There are significant risks for businesses who are not compliant by GDPR.
What is the worst-case scenario?
A business that is not compliant with the GDPR requirements faces a hefty fine of €20m or 4% of its annual turnover, whichever is greater. This is the maximum fine that can be imposed for the most serious infringements.
The rules are also quite clear on the fact that no matter who is responsible for the breach is irrelevant. Whether it is an employee, a malicious attacker, or a partner or other third party – it will still be the organization that foots the bill and suffers any consequent reputational damage.

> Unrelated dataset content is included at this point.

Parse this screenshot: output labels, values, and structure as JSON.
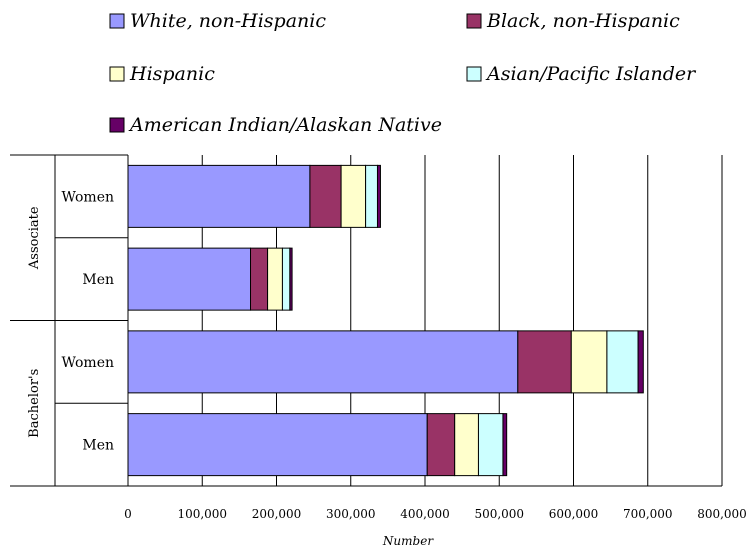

It is important to note that these rules apply to both controllers and processors, meaning ‘clouds’ will not be exempt from GDPR enforcement. Email marketing companies like Mailchimp are implementing tools within their platform to help its clients properly collect customer data in sign-up forms.
With such a dramatic risk of financial loss, it’s no wonder that companies are paying serious attention to safeguarding their data.
Summing up, the GDPR should not be taken lightly. Compliance with the GDPR is likely to require organization-wide changes for many businesses.
This regulation should lead to more open dialogue between advertisers and data subjects, and must be respected by those involved in the processing of personal data.
If you are concerned about how this could impact your business, we recommend that you contact your corporate legal resources to discuss the matter further.